Her colleagues were turning their heads, staring at the deputy, and he called out to them, "It's the perfect hideout! Nobody in Coventry ever goes to the library!"
Three reporters raced for their cars. Others in the pack picked up the scent and followed. But one camera was still filming when Deputy Faulks turned around to receive a bloody nose from Dave Hardy's fist.
"Cop fight!" yelled the cameraman.
The radio was tuned to a local jazz station. The delivery boy had come and gone. And civility was provisionally restored at William Swahn's house.
Oren sat on the floor, eating a slice of hot pizza and drinking a second cold beer with his host. He had not given up any details of the sheriff's case, not a word about finding the bones of a second victim. For now, the prospect of a multiple homicide was only a rumor on the radio during the newsbreak.
Swahn appeared to give the idea no weight. "Next, they'll be saying there's a serial killer in the neighborhood."
"Not likely." Oren drained his beer bottle. "There might be thirty serials at large in a country of six million square miles."
"Right. What are the odds of one finding his way to Coventry? Although," said Swahn, in the tone of an afterthought, "Josh could've been killed to conceal another murder."

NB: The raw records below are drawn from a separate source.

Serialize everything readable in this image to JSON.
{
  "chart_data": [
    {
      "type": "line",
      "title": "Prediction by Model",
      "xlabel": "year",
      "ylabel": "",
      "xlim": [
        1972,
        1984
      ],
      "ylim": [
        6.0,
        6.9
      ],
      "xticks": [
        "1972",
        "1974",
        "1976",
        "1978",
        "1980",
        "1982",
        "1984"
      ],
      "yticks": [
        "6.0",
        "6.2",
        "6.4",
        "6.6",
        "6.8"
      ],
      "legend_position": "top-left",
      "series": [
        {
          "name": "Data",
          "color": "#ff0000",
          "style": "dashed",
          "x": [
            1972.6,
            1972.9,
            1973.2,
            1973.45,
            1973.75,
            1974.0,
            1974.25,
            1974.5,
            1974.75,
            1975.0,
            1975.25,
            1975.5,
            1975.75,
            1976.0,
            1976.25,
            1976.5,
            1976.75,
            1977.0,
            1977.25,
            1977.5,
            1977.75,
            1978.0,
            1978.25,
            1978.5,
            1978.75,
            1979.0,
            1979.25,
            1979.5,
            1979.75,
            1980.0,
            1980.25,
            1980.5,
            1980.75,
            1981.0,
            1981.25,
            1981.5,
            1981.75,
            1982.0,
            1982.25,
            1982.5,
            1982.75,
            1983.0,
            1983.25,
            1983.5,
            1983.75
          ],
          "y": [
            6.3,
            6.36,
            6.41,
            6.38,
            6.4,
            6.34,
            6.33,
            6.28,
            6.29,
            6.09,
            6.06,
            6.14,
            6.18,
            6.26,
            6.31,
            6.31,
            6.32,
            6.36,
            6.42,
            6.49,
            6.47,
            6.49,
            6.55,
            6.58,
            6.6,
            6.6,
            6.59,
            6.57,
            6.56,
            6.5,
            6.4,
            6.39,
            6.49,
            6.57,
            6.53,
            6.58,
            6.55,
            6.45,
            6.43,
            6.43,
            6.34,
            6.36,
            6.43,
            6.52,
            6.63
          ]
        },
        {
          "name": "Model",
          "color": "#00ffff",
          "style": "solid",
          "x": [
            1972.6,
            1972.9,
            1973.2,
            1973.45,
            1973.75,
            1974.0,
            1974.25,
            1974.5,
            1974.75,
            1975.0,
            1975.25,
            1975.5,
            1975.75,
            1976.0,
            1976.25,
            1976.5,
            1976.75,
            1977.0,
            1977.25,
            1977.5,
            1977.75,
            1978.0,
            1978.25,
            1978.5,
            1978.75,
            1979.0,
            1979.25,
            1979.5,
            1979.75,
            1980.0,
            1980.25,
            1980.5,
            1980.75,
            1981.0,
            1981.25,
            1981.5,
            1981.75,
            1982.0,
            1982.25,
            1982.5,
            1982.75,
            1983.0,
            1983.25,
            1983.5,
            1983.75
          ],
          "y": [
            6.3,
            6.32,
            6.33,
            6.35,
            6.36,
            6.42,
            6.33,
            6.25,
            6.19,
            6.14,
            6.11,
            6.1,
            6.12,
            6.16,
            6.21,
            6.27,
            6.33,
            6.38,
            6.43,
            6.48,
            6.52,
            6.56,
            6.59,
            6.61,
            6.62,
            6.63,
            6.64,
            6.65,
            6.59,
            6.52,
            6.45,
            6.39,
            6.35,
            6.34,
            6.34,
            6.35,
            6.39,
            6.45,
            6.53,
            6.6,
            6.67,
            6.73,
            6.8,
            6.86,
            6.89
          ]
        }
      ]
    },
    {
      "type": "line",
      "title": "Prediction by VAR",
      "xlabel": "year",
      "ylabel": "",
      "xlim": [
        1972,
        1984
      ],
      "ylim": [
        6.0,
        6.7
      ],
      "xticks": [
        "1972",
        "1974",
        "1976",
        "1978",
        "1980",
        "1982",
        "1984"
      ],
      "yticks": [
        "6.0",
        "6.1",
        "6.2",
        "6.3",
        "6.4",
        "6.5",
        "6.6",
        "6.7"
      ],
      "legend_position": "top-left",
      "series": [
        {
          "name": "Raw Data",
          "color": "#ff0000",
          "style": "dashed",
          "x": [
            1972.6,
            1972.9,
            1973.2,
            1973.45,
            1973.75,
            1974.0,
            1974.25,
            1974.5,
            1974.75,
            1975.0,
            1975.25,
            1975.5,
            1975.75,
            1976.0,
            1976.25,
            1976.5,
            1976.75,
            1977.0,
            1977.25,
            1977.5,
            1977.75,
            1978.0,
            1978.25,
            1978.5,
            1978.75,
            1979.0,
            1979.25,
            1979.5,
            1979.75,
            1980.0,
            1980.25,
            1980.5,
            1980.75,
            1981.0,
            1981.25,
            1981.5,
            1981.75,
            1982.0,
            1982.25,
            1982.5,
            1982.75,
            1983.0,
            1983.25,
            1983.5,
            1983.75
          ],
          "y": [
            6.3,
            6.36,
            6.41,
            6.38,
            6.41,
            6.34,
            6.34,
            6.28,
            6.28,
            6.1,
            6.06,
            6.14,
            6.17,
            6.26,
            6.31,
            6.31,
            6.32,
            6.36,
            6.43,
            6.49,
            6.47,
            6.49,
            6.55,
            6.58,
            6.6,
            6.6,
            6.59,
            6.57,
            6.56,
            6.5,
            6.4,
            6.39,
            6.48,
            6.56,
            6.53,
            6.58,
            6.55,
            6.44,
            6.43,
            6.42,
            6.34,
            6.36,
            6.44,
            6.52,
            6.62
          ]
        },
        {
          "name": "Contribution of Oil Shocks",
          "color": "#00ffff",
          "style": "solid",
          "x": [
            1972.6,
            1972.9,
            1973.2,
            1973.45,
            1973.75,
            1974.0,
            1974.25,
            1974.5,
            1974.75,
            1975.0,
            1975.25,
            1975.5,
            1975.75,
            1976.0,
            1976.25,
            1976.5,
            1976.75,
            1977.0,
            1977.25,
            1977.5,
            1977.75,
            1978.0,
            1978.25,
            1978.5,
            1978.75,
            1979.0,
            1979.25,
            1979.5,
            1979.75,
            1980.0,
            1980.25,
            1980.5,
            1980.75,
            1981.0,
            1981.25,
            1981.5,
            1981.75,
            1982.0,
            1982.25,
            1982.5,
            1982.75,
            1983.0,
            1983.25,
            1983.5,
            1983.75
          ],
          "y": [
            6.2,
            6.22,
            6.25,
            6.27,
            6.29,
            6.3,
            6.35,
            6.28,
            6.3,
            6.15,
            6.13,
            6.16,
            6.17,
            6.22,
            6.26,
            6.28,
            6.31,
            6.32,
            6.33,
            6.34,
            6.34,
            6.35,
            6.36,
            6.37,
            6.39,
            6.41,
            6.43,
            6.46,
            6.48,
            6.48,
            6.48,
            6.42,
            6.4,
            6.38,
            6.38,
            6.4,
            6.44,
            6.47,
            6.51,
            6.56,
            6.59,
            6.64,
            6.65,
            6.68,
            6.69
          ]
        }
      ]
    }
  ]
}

The man was left to make what he could of the silence. Oren had not come to this house to collaborate with a suspect. After reading the last interview, he laid it down among the others scattered on the floor all around him. "I don't pull motives out of thin air. I like facts."

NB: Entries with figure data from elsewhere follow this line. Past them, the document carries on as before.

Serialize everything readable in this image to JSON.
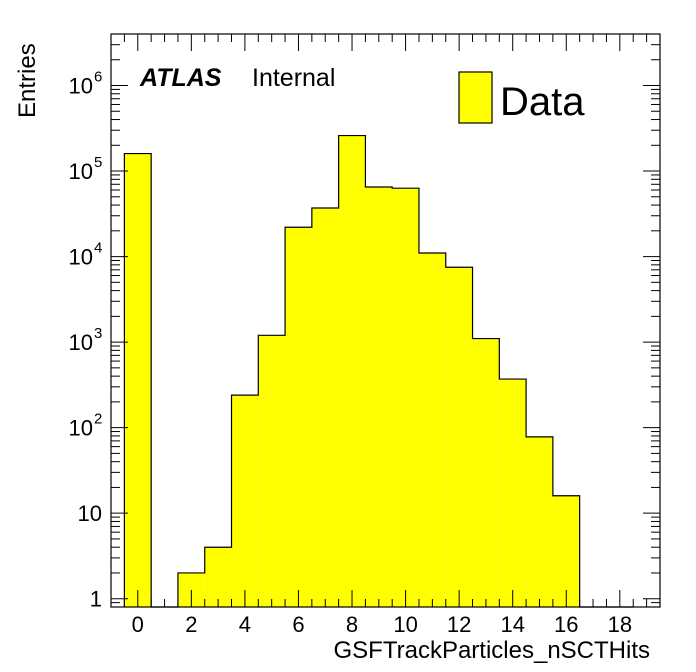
{
  "chart_data": {
    "type": "bar",
    "histogram": true,
    "bin_width": 1,
    "bin_centers": [
      0,
      1,
      2,
      3,
      4,
      5,
      6,
      7,
      8,
      9,
      10,
      11,
      12,
      13,
      14,
      15,
      16,
      17,
      18
    ],
    "series": [
      {
        "name": "Data",
        "color": "#ffff00",
        "values": [
          160000,
          0,
          2,
          4,
          240,
          1200,
          22000,
          37000,
          260000,
          65000,
          63000,
          11000,
          7500,
          1100,
          370,
          78,
          16,
          0,
          0
        ]
      }
    ],
    "xlabel": "GSFTrackParticles_nSCTHits",
    "ylabel": "Entries",
    "xlim": [
      -1,
      19.5
    ],
    "ylim": [
      0.8,
      4000000
    ],
    "yscale": "log",
    "x_ticks": [
      "0",
      "2",
      "4",
      "6",
      "8",
      "10",
      "12",
      "14",
      "16",
      "18"
    ],
    "y_ticks": [
      {
        "value": 1,
        "base": "1",
        "exp": ""
      },
      {
        "value": 10,
        "base": "10",
        "exp": ""
      },
      {
        "value": 100,
        "base": "10",
        "exp": "2"
      },
      {
        "value": 1000,
        "base": "10",
        "exp": "3"
      },
      {
        "value": 10000,
        "base": "10",
        "exp": "4"
      },
      {
        "value": 100000,
        "base": "10",
        "exp": "5"
      },
      {
        "value": 1000000,
        "base": "10",
        "exp": "6"
      }
    ],
    "grid": false,
    "legend_position": "top-right",
    "annotations": {
      "atlas_label": "ATLAS",
      "status_label": "Internal"
    }
  },
  "colors": {
    "fill": "#ffff00",
    "line": "#000000"
  }
}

Anyone with a secret could have a motive for murder." Swahn opened another envelope and pulled out a thin stack of photographs. "Take your secrets for instance." One by one, he laid out the glossy prints like cards dealt from a deck.
Oren looked down at pictures of himself at the ages of fifteen and sixteen. In one print, his hair had only covered his ears. In the next, it grazed his shoulders. Each one showed him walking down one street or another, oblivious to the stares of middle-aged women turning his way.